Over 30 years in the making, the care and detail lavished in Selden Edwards's debut novel is evident the love for which he depicts the splendour of turn-of-the-century Vienna, where the 'Jung Wien', the Secessionists, Mahler, Freud and the numerous important figures are about to modernise music art and philosophy and make an indelible mark on the twentieth century. That it sets about depicting this world through a time-travel adventure is intriguing and relevant to showing the tremendous impact this period would have on the world today, but it's also problematic. 

In this Vienna of Freud, Wittgenstein and the Secessionists Edwards finds the essence of modern day thought, enlightenment, emancipation and the greatness that humanity can aspire to, the cultural apex that sets the foundation for the modern world to create all-American heroes, athletes and musicians, men of honour, discipline and learning. That much is entertainingly achieved, even if the heroic qualities of the male line of the legendary Boston-based Burden family becoming all-round war heroes, academic geniuses, sports superstars and rock gods makes them rather tediously too perfect, dryly characterised and irritatingly saddled with preppy names like Dilly and Wheeler. 

How much of their superhuman qualities is inherent and how much of it comes with the conveniently unexplained time-slips back to fin-de-siècle Vienna is debatable, but it's also infuriatingly paradoxical in that typically time-travel way. It certainly seems that the legendary prowess of the men is less significant in the direction of world events than the "easy virtue" of the female members of the family, who have no qualms about upsetting the space/tie continuum through making use of their insider business knowledge of future trends and conducting somewhat borderline incestuous liaisons and overly convenient and scarcely credible extra-marital affairs. 

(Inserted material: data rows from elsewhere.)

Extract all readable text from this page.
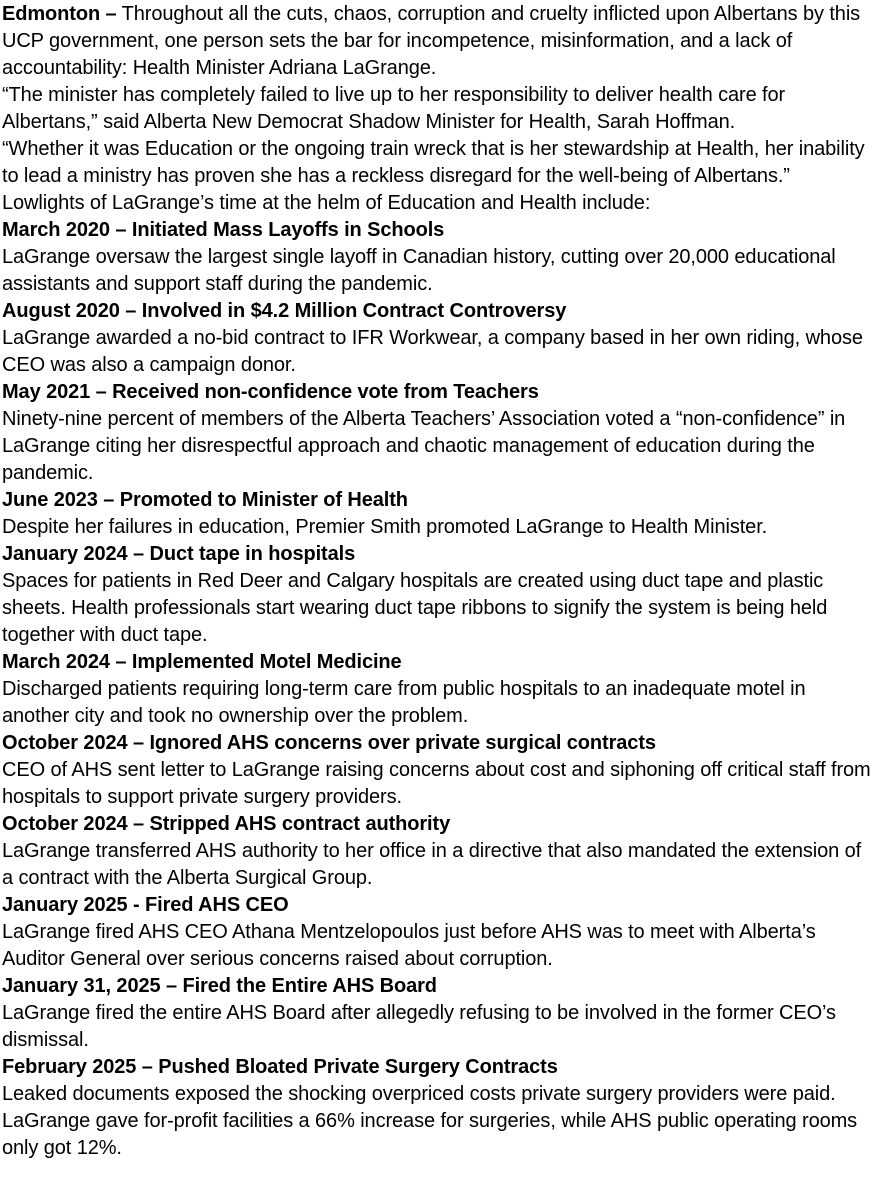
Edmonton – Throughout all the cuts, chaos, corruption and cruelty inflicted upon Albertans by this UCP government, one person sets the bar for incompetence, misinformation, and a lack of accountability: Health Minister Adriana LaGrange.

“The minister has completely failed to live up to her responsibility to deliver health care for Albertans,” said Alberta New Democrat Shadow Minister for Health, Sarah Hoffman.

“Whether it was Education or the ongoing train wreck that is her stewardship at Health, her inability to lead a ministry has proven she has a reckless disregard for the well-being of Albertans.”

Lowlights of LaGrange’s time at the helm of Education and Health include:

March 2020 – Initiated Mass Layoffs in Schools

LaGrange oversaw the largest single layoff in Canadian history, cutting over 20,000 educational assistants and support staff during the pandemic.

August 2020 – Involved in $4.2 Million Contract Controversy

LaGrange awarded a no-bid contract to IFR Workwear, a company based in her own riding, whose CEO was also a campaign donor.

May 2021 – Received non-confidence vote from Teachers

Ninety-nine percent of members of the Alberta Teachers’ Association voted a “non-confidence” in LaGrange citing her disrespectful approach and chaotic management of education during the pandemic.

June 2023 – Promoted to Minister of Health

Despite her failures in education, Premier Smith promoted LaGrange to Health Minister.

January 2024 – Duct tape in hospitals

Spaces for patients in Red Deer and Calgary hospitals are created using duct tape and plastic sheets. Health professionals start wearing duct tape ribbons to signify the system is being held together with duct tape.

March 2024 – Implemented Motel Medicine

Discharged patients requiring long-term care from public hospitals to an inadequate motel in another city and took no ownership over the problem.

October 2024 – Ignored AHS concerns over private surgical contracts

CEO of AHS sent letter to LaGrange raising concerns about cost and siphoning off critical staff from hospitals to support private surgery providers.

October 2024 – Stripped AHS contract authority

LaGrange transferred AHS authority to her office in a directive that also mandated the extension of a contract with the Alberta Surgical Group.

January 2025 - Fired AHS CEO

LaGrange fired AHS CEO Athana Mentzelopoulos just before AHS was to meet with Alberta’s Auditor General over serious concerns raised about corruption.

January 31, 2025 – Fired the Entire AHS Board

LaGrange fired the entire AHS Board after allegedly refusing to be involved in the former CEO’s dismissal.

February 2025 – Pushed Bloated Private Surgery Contracts

Leaked documents exposed the shocking overpriced costs private surgery providers were paid. LaGrange gave for-profit facilities a 66% increase for surgeries, while AHS public operating rooms only got 12%.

This aspect is likely to make or break the viewer's pleasure of the book, infuriatingly destabilising the integrity of the characterisation with its time travel paradoxes and playing free and loose with important historical figures and where they get their inspiration. On the other hand, the author's intricate interweaving of timelines, historical fact and fiction, his Back To The Future playing with several generations of the Burden family and their associates all converging in the same time period is often thrilling. If in the end it is somewhat over-elaborated, repetitive and rather too neatly wrapped-up, the time-travel aspect does convey some sense of the social and cultural benefits as well as the human cost and moral complexities of US foreign policy and the dangers of political and financial interventionism.